A maioria costuma ser silenciosa e felizmente a onda de comentários reacionários nas redes sociais não pode ser interpretada como uma expressão do pensamento médio brasileiro. Pesquisas feitas por instituições especializadas revelaram que 90% das milhões de mensagens sobre o crime que circularam na internet eram de solidariedade, menos de 10% eram das vozes intolerantes, sequiosas por encontrar algum desvio no comportamento da vítima para justificar a saraivada de balas e argumentar que a imprensa estava exagerando. Em defesa da memória da vereadora reagiu com firmeza o pai de Marielle Franco ao dizer que “poucas pessoas no país têm moral para falar mal da minha filha”.
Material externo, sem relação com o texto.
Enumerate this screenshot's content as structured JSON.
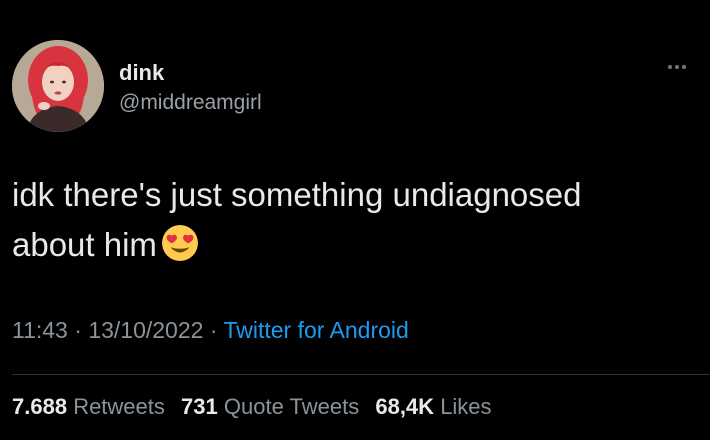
{
  "author": {
    "display_name": "dink",
    "handle": "@middreamgirl",
    "avatar_icon": "profile-photo-red-hair"
  },
  "menu_icon": "more-options-icon",
  "tweet": {
    "line1": "idk there's just something undiagnosed",
    "line2": "about him",
    "emoji": "heart-eyes-emoji"
  },
  "meta": {
    "time": "11:43",
    "sep1": " · ",
    "date": "13/10/2022",
    "sep2": " · ",
    "source": "Twitter for Android"
  },
  "stats": {
    "retweets_count": "7.688",
    "retweets_label": "Retweets",
    "quotes_count": "731",
    "quotes_label": "Quote Tweets",
    "likes_count": "68,4K",
    "likes_label": "Likes"
  },
  "colors": {
    "background": "#000000",
    "text": "#e7e9ea",
    "secondary": "#8b9399",
    "link": "#1d9bf0"
  }
}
Também cumpriram bem o seu papel os principais órgãos de imprensa do país com destaque para a Rede Globo. A intensa cobertura jornalística tenta impedir que o assassinato da vereadora entre para a enorme lista de crimes não esclarecidos. Uma história macabra como essa não pode mais ter um final feliz, mas a dor e o sentimento de justiça podem ser atenuados se os culpados forem punidos. A sociedade também dará um passo adiante se a morte de Marielle servir para diminuir a intolerância e fazer com que as pessoas aprendam a valorizar e a respeitar a vida até mesmo de quem age e pensa de maneira diferente.